Gabriel Hirabahasi e Lavínia Kaucz | 04 de fevereiro de 2026 - 17h10

Lula diz que homens assumem papel na luta contra a violência às mulheres

Presidente defende responsabilidade masculina no enfrentamento ao feminicídio durante lançamento de pacto nacional

DIREITOS DAS MULHERES
Presidente Lula durante lançamento do Pacto Nacional Brasil de Enfrentamento ao Feminicídio, em Brasília. - (Foto: Imagem ilustrativa/A Crítica)

O presidente Luiz Inácio Lula da Silva (PT) afirmou, nesta quarta-feira (4), que os homens passaram a assumir responsabilidade direta na luta em defesa das mulheres.

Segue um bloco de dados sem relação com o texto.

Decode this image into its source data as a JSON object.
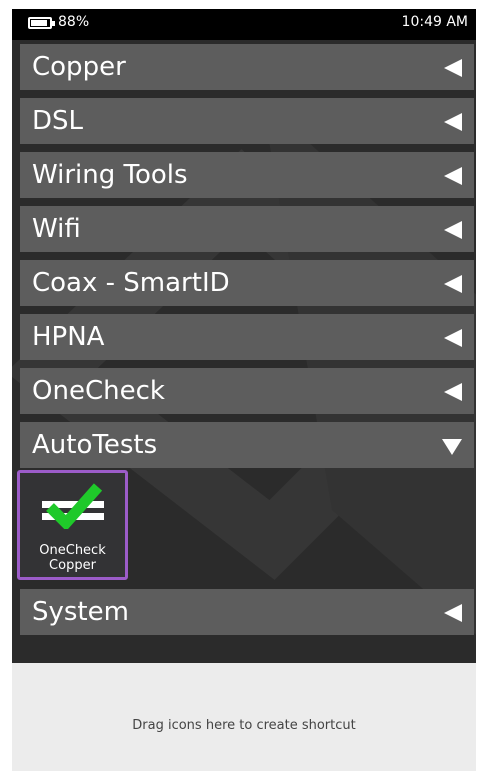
{
  "status_bar": {
    "battery_percent": "88%",
    "time": "10:49 AM",
    "battery_icon": "battery-icon"
  },
  "menu": {
    "items": [
      {
        "label": "Copper",
        "expanded": false
      },
      {
        "label": "DSL",
        "expanded": false
      },
      {
        "label": "Wiring Tools",
        "expanded": false
      },
      {
        "label": "Wifi",
        "expanded": false
      },
      {
        "label": "Coax - SmartID",
        "expanded": false
      },
      {
        "label": "HPNA",
        "expanded": false
      },
      {
        "label": "OneCheck",
        "expanded": false
      },
      {
        "label": "AutoTests",
        "expanded": true
      },
      {
        "label": "System",
        "expanded": false
      }
    ],
    "autotests_tiles": [
      {
        "line1": "OneCheck",
        "line2": "Copper",
        "icon": "checkmark-icon"
      }
    ]
  },
  "dropzone": {
    "hint": "Drag icons here to create shortcut"
  },
  "colors": {
    "menu_bar": "#5d5d5d",
    "background": "#2b2b2b",
    "tile_border": "#9c5cc9",
    "check": "#1fc92a",
    "dropzone": "#ececec"
  }
}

A declaração foi feita durante a cerimônia de lançamento do Pacto Nacional Brasil de Enfrentamento ao Feminicídio, realizada no Palácio do Planalto, em Brasília, com a presença dos chefes dos Três Poderes.

Segundo Lula, o enfrentamento à violência contra a mulher não deve ser tratado como uma pauta restrita a datas simbólicas, mas como um compromisso permanente da sociedade. Para ele, o tema precisa estar presente no cotidiano dos trabalhadores, dos sindicatos e dos ambientes de trabalho.

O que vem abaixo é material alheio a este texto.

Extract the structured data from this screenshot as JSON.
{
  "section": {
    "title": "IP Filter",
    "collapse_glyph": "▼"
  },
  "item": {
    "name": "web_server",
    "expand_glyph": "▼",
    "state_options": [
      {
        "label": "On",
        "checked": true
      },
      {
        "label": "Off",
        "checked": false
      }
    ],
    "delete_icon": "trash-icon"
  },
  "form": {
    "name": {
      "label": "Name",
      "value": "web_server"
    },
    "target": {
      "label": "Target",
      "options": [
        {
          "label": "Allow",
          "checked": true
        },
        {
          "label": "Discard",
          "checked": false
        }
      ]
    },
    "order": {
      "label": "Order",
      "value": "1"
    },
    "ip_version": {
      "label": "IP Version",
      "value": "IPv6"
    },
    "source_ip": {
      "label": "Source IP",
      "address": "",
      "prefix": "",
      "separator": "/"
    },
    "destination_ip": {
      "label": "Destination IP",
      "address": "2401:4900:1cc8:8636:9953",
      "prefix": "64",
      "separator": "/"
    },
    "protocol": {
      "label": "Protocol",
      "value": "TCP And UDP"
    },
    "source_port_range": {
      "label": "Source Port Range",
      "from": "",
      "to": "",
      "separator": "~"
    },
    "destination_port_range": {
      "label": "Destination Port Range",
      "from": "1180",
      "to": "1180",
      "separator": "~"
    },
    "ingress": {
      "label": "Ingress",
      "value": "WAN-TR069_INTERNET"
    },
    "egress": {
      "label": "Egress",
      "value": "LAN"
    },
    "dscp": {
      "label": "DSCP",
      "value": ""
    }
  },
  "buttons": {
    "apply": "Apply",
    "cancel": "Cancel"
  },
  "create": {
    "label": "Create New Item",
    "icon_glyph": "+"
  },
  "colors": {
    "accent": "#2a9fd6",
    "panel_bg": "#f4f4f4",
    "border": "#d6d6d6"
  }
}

“A defesa da mulher é uma coisa de porta de fábrica, dos sindicatos, dos trabalhadores. Não é apenas para o Dia da Mulher”, afirmou o presidente.

Responsabilização econômica de agressores - Durante o discurso, Lula destacou uma iniciativa inédita do governo federal por meio da Advocacia-Geral da União (AGU). Segundo ele, o órgão entrou com ação para responsabilizar financeiramente autores de crimes violentos contra mulheres, obrigando o agressor a arcar com o pagamento de pensão aos filhos da vítima até os 21 anos.

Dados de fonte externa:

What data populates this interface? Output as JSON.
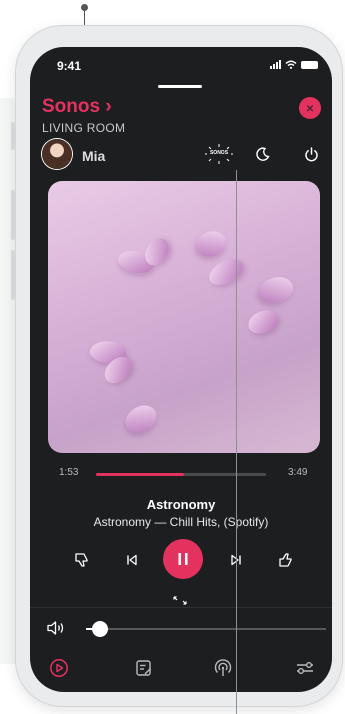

De acordo com o presidente, embora já existissem processos semelhantes, essa foi a primeira vez que o governo assumiu diretamente a condução da ação judicial. Lula afirmou que a medida teve decisão favorável.

“Não foi a primeira vez que teve um processo, mas foi a primeira vez que o governo assumiu a responsabilidade de reivindicar a punição econômica e, graças a Deus, recebeu a vitória”, declarou.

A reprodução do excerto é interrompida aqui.